What immediately hooked me was the amount of drama that got packed into the short 30 minute episodes. Now I know, in reality F1 could be viewed as somewhat dull, but when condensed into these little snippets of action, accompanied by off the track interviews and personal battles which become uncovered as the documentary develops were outstandingly eye catching. Whether it was Daniel Ricciardo switching from Red Bull to Renault, or the saddening tale of F2 driver Anthoine Hubert suffering from a fatal crash, my and my mates were laughing, shouting, and at times emotional throughout.

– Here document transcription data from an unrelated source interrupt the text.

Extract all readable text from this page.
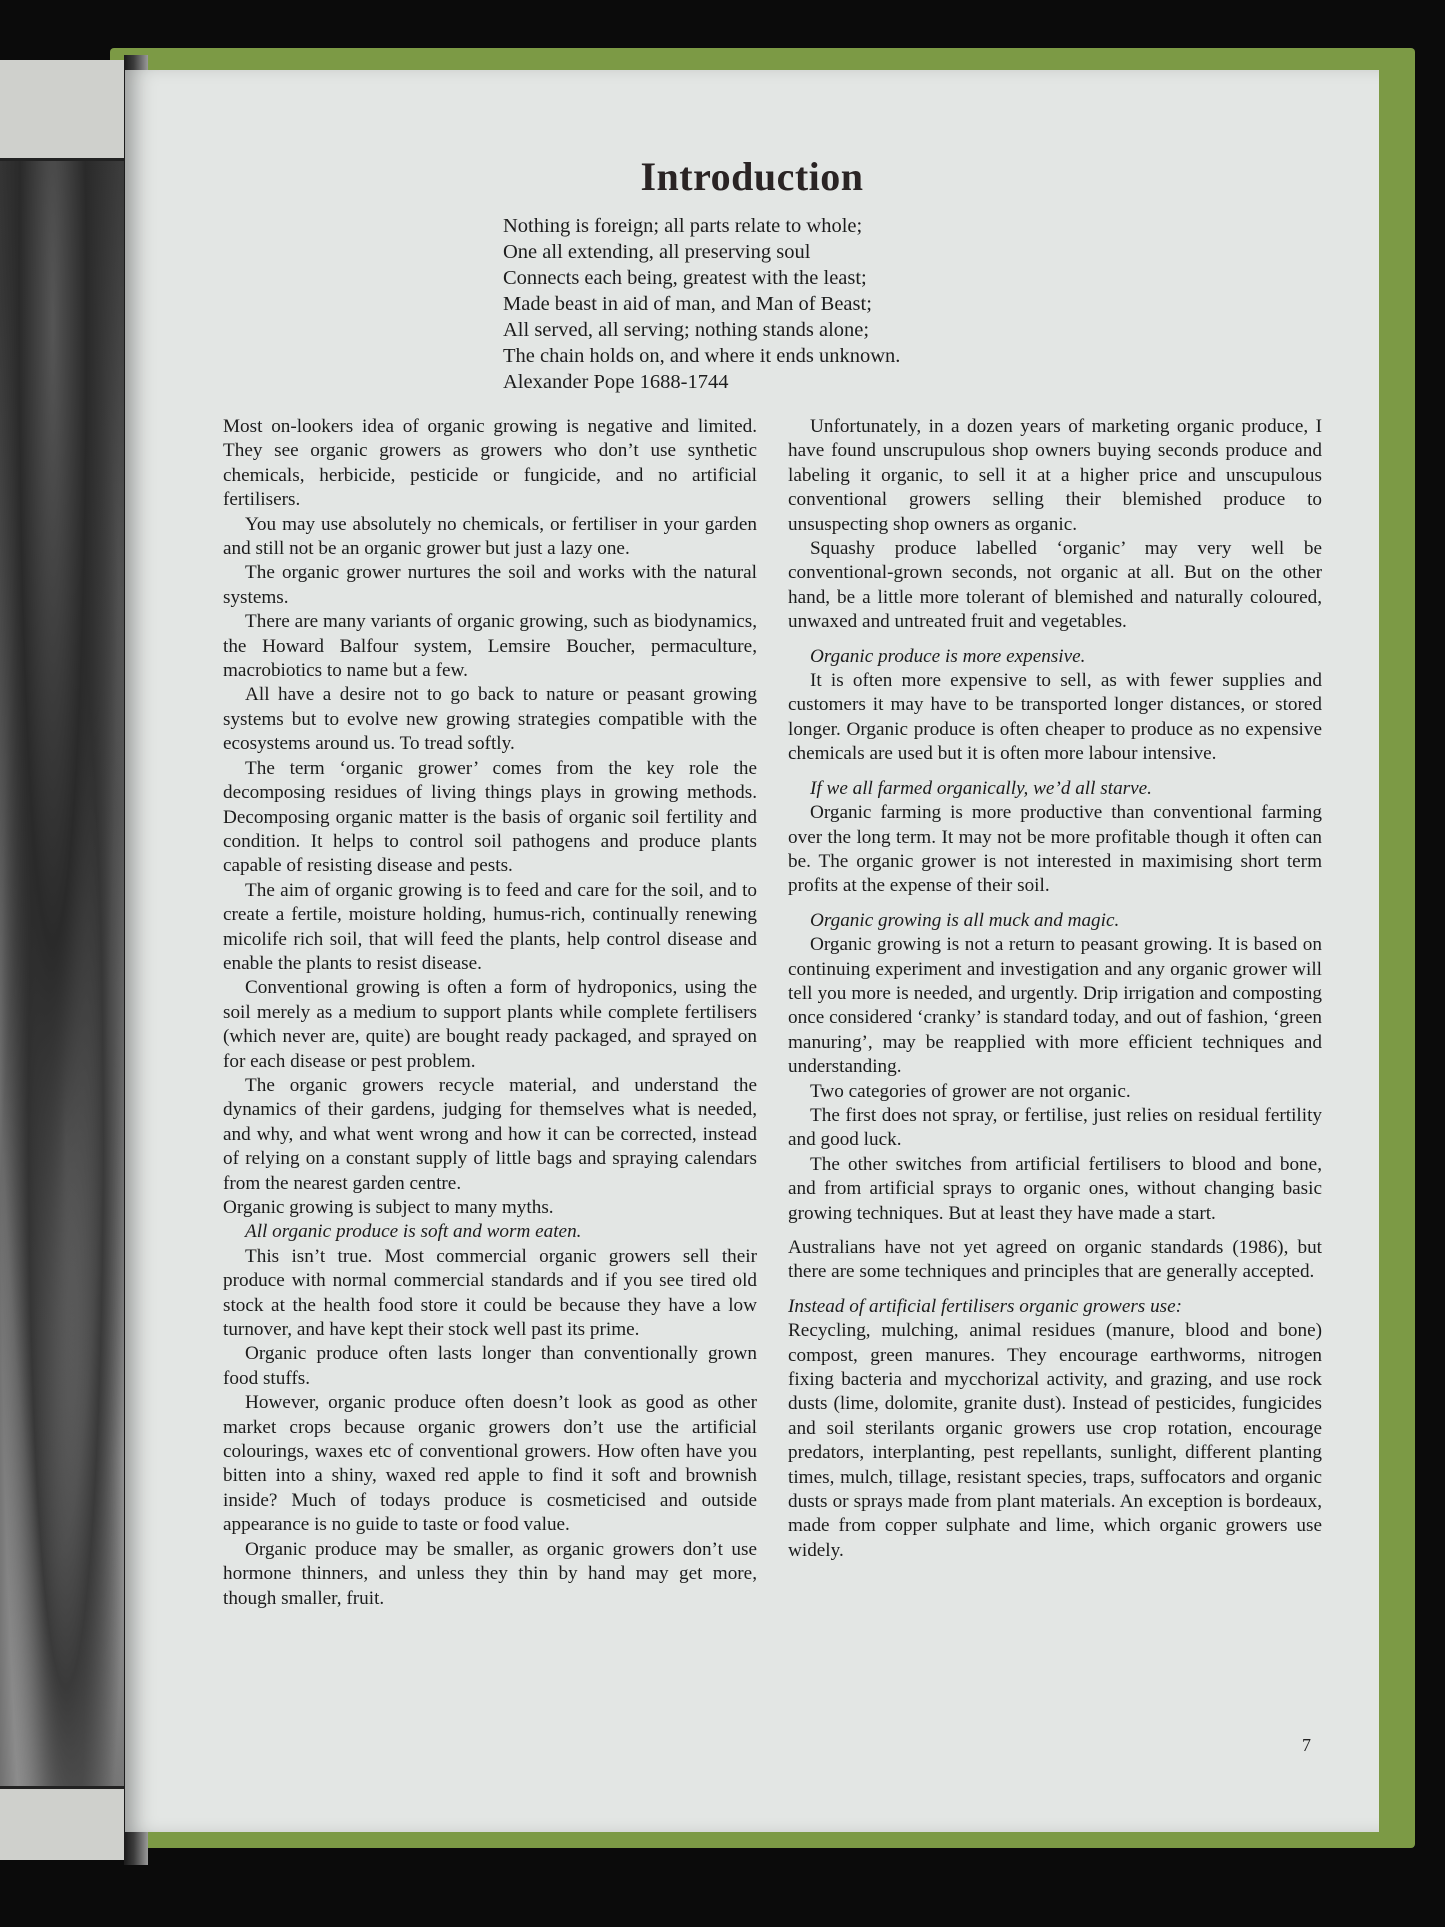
Introduction
Nothing is foreign; all parts relate to whole;
One all extending, all preserving soul
Connects each being, greatest with the least;
Made beast in aid of man, and Man of Beast;
All served, all serving; nothing stands alone;
The chain holds on, and where it ends unknown.
Alexander Pope 1688-1744

Most on-lookers idea of organic growing is negative and limited. They see organic growers as growers who don’t use synthetic chemicals, herbicide, pesticide or fungicide, and no artificial fertilisers.

You may use absolutely no chemicals, or fertiliser in your garden and still not be an organic grower but just a lazy one.

The organic grower nurtures the soil and works with the natural systems.

There are many variants of organic growing, such as biodynamics, the Howard Balfour system, Lemsire Boucher, permaculture, macrobiotics to name but a few.

All have a desire not to go back to nature or peasant growing systems but to evolve new growing strategies compatible with the ecosystems around us. To tread softly.

The term ‘organic grower’ comes from the key role the decomposing residues of living things plays in growing methods. Decomposing organic matter is the basis of organic soil fertility and condition. It helps to control soil pathogens and produce plants capable of resisting disease and pests.

The aim of organic growing is to feed and care for the soil, and to create a fertile, moisture holding, humus-rich, continually renewing micolife rich soil, that will feed the plants, help control disease and enable the plants to resist disease.

Conventional growing is often a form of hydroponics, using the soil merely as a medium to support plants while complete fertilisers (which never are, quite) are bought ready packaged, and sprayed on for each disease or pest problem.

The organic growers recycle material, and understand the dynamics of their gardens, judging for themselves what is needed, and why, and what went wrong and how it can be corrected, instead of relying on a constant supply of little bags and spraying calendars from the nearest garden centre.

Organic growing is subject to many myths.

All organic produce is soft and worm eaten.

This isn’t true. Most commercial organic growers sell their produce with normal commercial standards and if you see tired old stock at the health food store it could be because they have a low turnover, and have kept their stock well past its prime.

Organic produce often lasts longer than conventionally grown food stuffs.

However, organic produce often doesn’t look as good as other market crops because organic growers don’t use the artificial colourings, waxes etc of conventional growers. How often have you bitten into a shiny, waxed red apple to find it soft and brownish inside? Much of todays produce is cosmeticised and outside appearance is no guide to taste or food value.

Organic produce may be smaller, as organic growers don’t use hormone thinners, and unless they thin by hand may get more, though smaller, fruit.

Unfortunately, in a dozen years of marketing organic produce, I have found unscrupulous shop owners buying seconds produce and labeling it organic, to sell it at a higher price and unscupulous conventional growers selling their blemished produce to unsuspecting shop owners as organic.

Squashy produce labelled ‘organic’ may very well be conventional-grown seconds, not organic at all. But on the other hand, be a little more tolerant of blemished and naturally coloured, unwaxed and untreated fruit and vegetables.

Organic produce is more expensive.

It is often more expensive to sell, as with fewer supplies and customers it may have to be transported longer distances, or stored longer. Organic produce is often cheaper to produce as no expensive chemicals are used but it is often more labour intensive.

If we all farmed organically, we’d all starve.

Organic farming is more productive than conventional farming over the long term. It may not be more profitable though it often can be. The organic grower is not interested in maximising short term profits at the expense of their soil.

Organic growing is all muck and magic.

Organic growing is not a return to peasant growing. It is based on continuing experiment and investigation and any organic grower will tell you more is needed, and urgently. Drip irrigation and composting once considered ‘cranky’ is standard today, and out of fashion, ‘green manuring’, may be reapplied with more efficient techniques and understanding.

Two categories of grower are not organic.

The first does not spray, or fertilise, just relies on residual fertility and good luck.

The other switches from artificial fertilisers to blood and bone, and from artificial sprays to organic ones, without changing basic growing techniques. But at least they have made a start.

Australians have not yet agreed on organic standards (1986), but there are some techniques and principles that are generally accepted.

Instead of artificial fertilisers organic growers use:

Recycling, mulching, animal residues (manure, blood and bone) compost, green manures. They encourage earthworms, nitrogen fixing bacteria and mycchorizal activity, and grazing, and use rock dusts (lime, dolomite, granite dust). Instead of pesticides, fungicides and soil sterilants organic growers use crop rotation, encourage predators, interplanting, pest repellants, sunlight, different planting times, mulch, tillage, resistant species, traps, suffocators and organic dusts or sprays made from plant materials. An exception is bordeaux, made from copper sulphate and lime, which organic growers use widely.

7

It begs the question: What role does TV have in our appreciation of sport? We’re not immune to the presence of shows such as ‘All or Nothing: Man City’, or ‘Sunderland till I die’, but these shows are often only chosen by fans of that sport. In the one opportunity I took to have a gander at F1, a sport perhaps notoriously mentioned for it’s length and dullness, I was instantly sucked in to it’s aura. It’s not only 20 people driving around a track. It’s nudges, crashes, trash-talking, communication with a mentor, pit stops which sometimes go a little pear shaped.
If you told me I’d been screaming at a pit crew for taking 30 seconds to change someone's tyres, as opposed to the conventional 2, then I’d say you were mad!
So I guess the moral of this short article is to try something new. There’s a wide variety of sports shows on both Netflix and Amazon which offer the chance to harness new fans for their chosen sport, in a concise and dramatised manner.
Who knows. Maybe one day, when they release an ‘All or die’ Cricket special, I may finally be hooked!